Fundamentals on sharing data, selfishness and the advancement of science
We live in a world full of data that is constantly being gathered, processed and so on. Even though it is so, there's still a gap between that and the accessibility to data; sadly even when the data is held by public institutions. I present here a tiny mental experiment that tries not to persuade but to demonstrate from two opposite perspectives the importance of sharing data.
Data might be expensive to gather and process and some of it can be very difficult to acquire. Here we're left with two questions:
1. Do I keep this data to myself because only I know the hardship I went through to get it or do I share it because as I already went through so much for it, it wouldn't make sense for someone else to do it again?
The other question would be constructed from an opposite perspective:
2. I have to take this set of data but it's incredibly expensive and hard to get, but most of all there's a big risk of failing in the way because of how difficult the sampling is, is there a chance someone already did something similar so that I can at least do some data exploration and realize whether it is feasible to do what I have in mind or even better, think of a new way to do it that'll throw better results and so on and so on?
After this set of questions it is easy to realize that sharing data is good for both perspectives although a little bit better when we're the ones in need and for the sake of science we should always be in that need.
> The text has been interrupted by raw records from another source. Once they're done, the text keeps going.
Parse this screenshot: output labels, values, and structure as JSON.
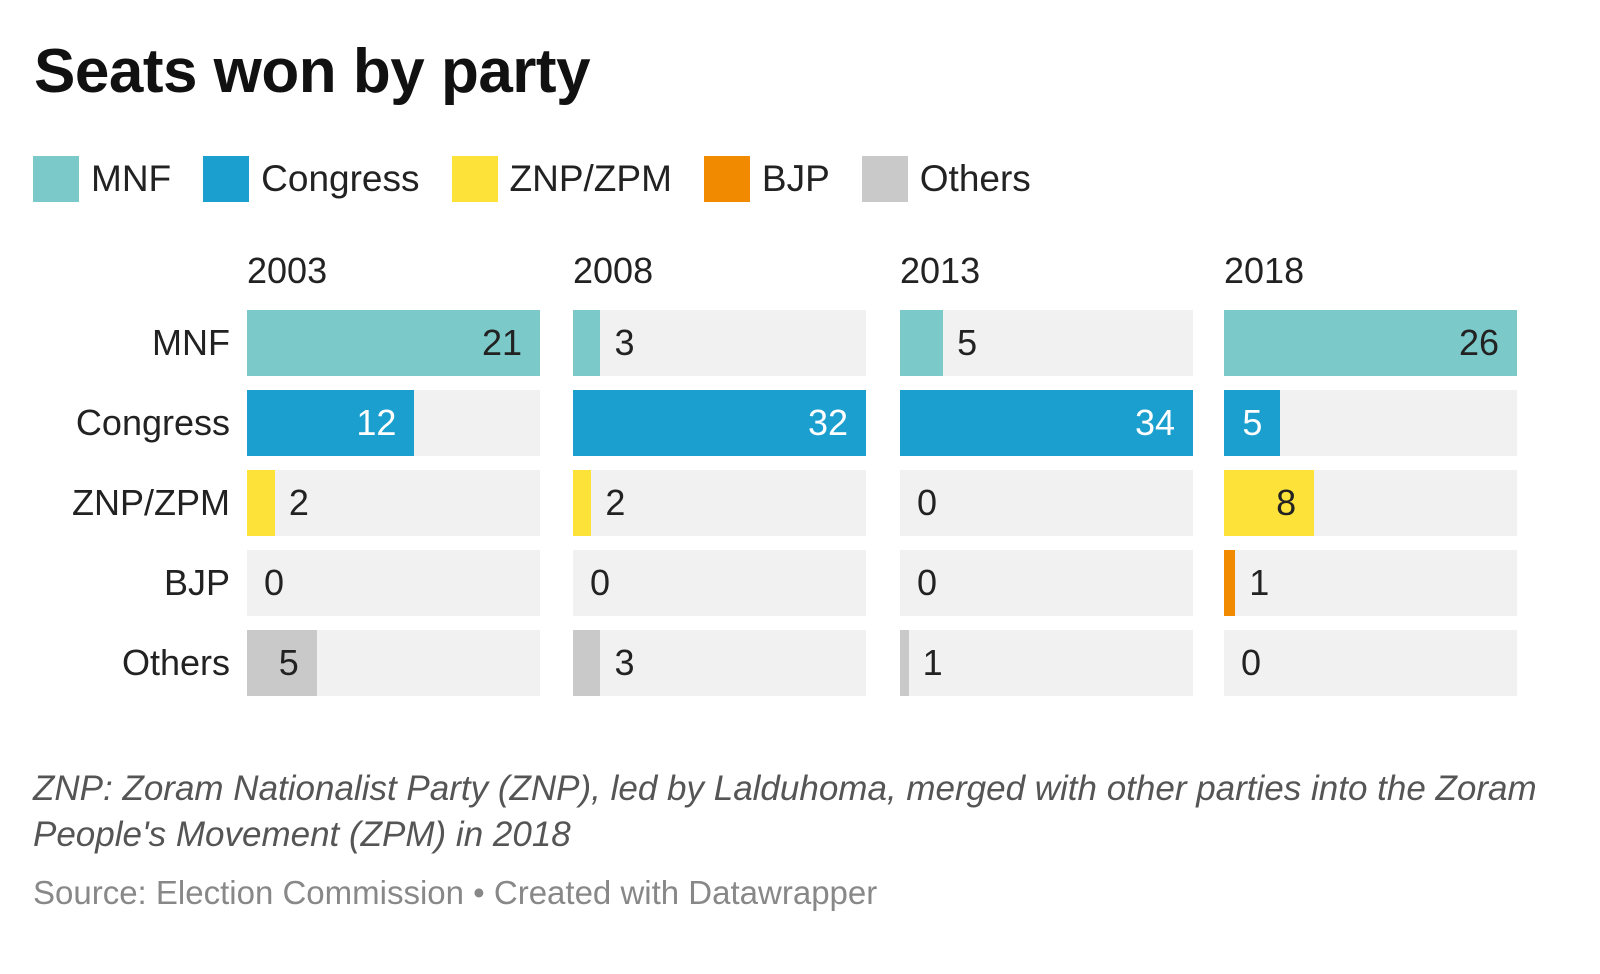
{
  "chart_data": {
    "type": "bar",
    "title": "Seats won by party",
    "legend": [
      {
        "label": "MNF",
        "color": "#7cc9c9"
      },
      {
        "label": "Congress",
        "color": "#1a9fcf"
      },
      {
        "label": "ZNP/ZPM",
        "color": "#fde23a"
      },
      {
        "label": "BJP",
        "color": "#f28a00"
      },
      {
        "label": "Others",
        "color": "#c9c9c9"
      }
    ],
    "categories": [
      "MNF",
      "Congress",
      "ZNP/ZPM",
      "BJP",
      "Others"
    ],
    "panels": [
      {
        "year": "2003",
        "values": [
          21,
          12,
          2,
          0,
          5
        ]
      },
      {
        "year": "2008",
        "values": [
          3,
          32,
          2,
          0,
          3
        ]
      },
      {
        "year": "2013",
        "values": [
          5,
          34,
          0,
          0,
          1
        ]
      },
      {
        "year": "2018",
        "values": [
          26,
          5,
          8,
          1,
          0
        ]
      }
    ],
    "note": "ZNP: Zoram Nationalist Party (ZNP), led by Lalduhoma, merged with other parties into the Zoram People's Movement (ZPM) in 2018",
    "source": "Source: Election Commission • Created with Datawrapper"
  }
}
For me it's clear how great it is that other people (organizations, institutions, individuals) share their data, mostly because of how much of it I have use through my undergraduate. It is easy to see how courses projects can be much more interesting when using data from big projects or organizations e.g. spatial data from Copernicus, Landsat or Sentinel. Yet even when is less and more specific data, mean while it is well documented it'll be useful.
This experience makes it clear to me that whatever publication I produce or collaborate in should go alongside it's data. Not only it is reusable but it is clear that the findings are correct and by correct I mean that the data was well sampled, managed and that statistics analyses were the right ones.
If you're not sure about it or have never try, I'd say you should go ahead and get some free data shared on the Internet and use it for any reason you need, may be to show how to do some analysis, use an R package or practice how to run some analysis. You'll probably be amazed by the perks of data sharing.